Ils sont un sacré paquet à devoir une fière chandelle au gars McGee. Jesus & Mary Chain, Teenage Fanclub, Boo Radleys, Super Furry Animals, Oasis, My Bloody Valentine, Primal Scream, Kevin Rowland, The Hives, Ride, tous ont croisé le chemin de ce rouquin, écossais pur sucre, à qui rien ne devait sourire. Son autobiographie est le récit de la folle aventure d’un type qui lance un label indé sans cacher ses envies de conquérir le monde. Un petit punk avec une grande gueule, qui finira tout de même par façonner, un peu, son époque. Il le dit lui-même après sa rencontre avec Andrew Loog Oldham, le mec qui a « fait » les Stones : « Moi, je ne suis responsable de rien, éventuellement d’avoir été à l’origine du shoegazing ». C’est déjà quelque chose, mais Alan McGee la joue modeste. Un bon vieux gars de la working-class à l’anglaise, quoi. Devenu millionaire grâce à Sony (qui a racheté Creation) et au sommet de la sphère pop après les deux concerts d’Oasis à Knebworth, il regrette aujourd’hui de ne pas avoir quitté l’aventure à ce moment-là. Mais pas d’être allé à Downing Street pour booster la popularité de Tony Blair, d’avoir découvert Glasvegas des années plus tard (preuve que le mec reste à l’affût) et d’avoir envoyé paître les plus grosses majors.

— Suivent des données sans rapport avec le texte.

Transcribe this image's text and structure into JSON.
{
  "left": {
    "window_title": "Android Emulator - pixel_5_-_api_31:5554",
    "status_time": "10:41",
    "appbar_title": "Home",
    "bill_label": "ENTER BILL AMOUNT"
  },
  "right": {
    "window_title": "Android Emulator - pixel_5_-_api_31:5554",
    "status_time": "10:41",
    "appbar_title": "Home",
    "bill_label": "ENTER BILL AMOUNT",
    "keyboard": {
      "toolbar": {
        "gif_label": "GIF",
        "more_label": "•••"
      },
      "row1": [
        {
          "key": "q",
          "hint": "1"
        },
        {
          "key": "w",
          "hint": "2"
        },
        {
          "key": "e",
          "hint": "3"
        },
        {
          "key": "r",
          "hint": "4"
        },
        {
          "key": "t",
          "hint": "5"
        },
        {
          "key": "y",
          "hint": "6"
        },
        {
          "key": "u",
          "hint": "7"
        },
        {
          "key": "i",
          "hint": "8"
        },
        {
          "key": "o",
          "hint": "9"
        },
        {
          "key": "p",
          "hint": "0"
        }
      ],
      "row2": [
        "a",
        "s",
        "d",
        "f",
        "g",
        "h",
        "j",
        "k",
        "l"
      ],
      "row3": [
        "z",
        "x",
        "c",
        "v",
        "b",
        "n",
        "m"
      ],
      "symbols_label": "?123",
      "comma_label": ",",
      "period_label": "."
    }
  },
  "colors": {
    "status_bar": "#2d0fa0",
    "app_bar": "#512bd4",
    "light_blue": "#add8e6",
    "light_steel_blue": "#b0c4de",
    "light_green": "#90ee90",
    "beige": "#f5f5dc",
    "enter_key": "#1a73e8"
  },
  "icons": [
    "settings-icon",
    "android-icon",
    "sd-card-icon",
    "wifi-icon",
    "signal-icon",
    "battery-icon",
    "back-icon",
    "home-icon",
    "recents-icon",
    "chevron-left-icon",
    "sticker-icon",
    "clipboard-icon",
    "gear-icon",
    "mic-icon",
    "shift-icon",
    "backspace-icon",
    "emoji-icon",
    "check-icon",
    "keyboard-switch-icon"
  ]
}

Alan McGee, cela dit, n’a jamais été jusqu’au bout du trip rock. Il ne s’est jamais piqué (contrairement à Pete Doherty, dont il est un peu question ici). Le créateur de Creation, Poptones et aujourd’hui 359 Music n’est pas Iggy Pop, ni Ian Curtis. Il a beau avoir occupé le poste de manager des Libertines, il est parvenu à garder la tête froide. Alan McGee est, au final, un mec qui a eu du bol, tout en donnant de temps en temps un coup de pied au cul du destin. Ce qui ressort de Creation Stories, ce sont des années de fêtes, d’alcool et de cocaïne, mais aussi, l’histoire d’un mec qui arrive en avance à un concert où il ne devait pas être et découvre Oasis. Peu de sexe ici, mais des anecdotes en pagaille (Bill Clinton qui squatte la baraque) des rencontres (Michael Jackson qui se fout de sa gueule dans un avion) et une certaine idée de l’industrie de la musique. Celle qui n’existe plus. Celle qui signait des artistes simplement car leur musique était bonne. Rien de plus. En 2013, c’est déjà énorme.
S’il ne s’agit pas de verser dans l’utopie ou de revivre le passé (McGee lui-même n’a jamais relancé Creation et, avec son nouvel label 359 Music, verse dans un registre totalement différent, plus folk, plus pop, moins sauvage) il y a ici des leçons à tirer. Creation, c’était des poignées de main en guise de signature, un partage à égal des profits, un bureau rebaptisé le Bunker, des gens qui arrivent le matin… quand la soirée de la veille n’est pas terminée. La preuve, la passion peut payer. L’ambition aussi. Alors que les automatismes d’aujourd’hui sont les mêmes en indé qu’en major (le clip qui doit buzzer à tout prix, ce genre de trucs) l’image de McGee âgé de 25 ans, moitié bière moitié naïveté pure, envoie un message : tu peux y croire et convaincre les autres, qui te suivront, et ainsi de suite jusqu’à remplir les stades. Bien sûr, tout était différent dans les années 90. C’était avant Internet et les One Direction. Mais si la musique ne sert plus à rêver, alors à quoi bon ?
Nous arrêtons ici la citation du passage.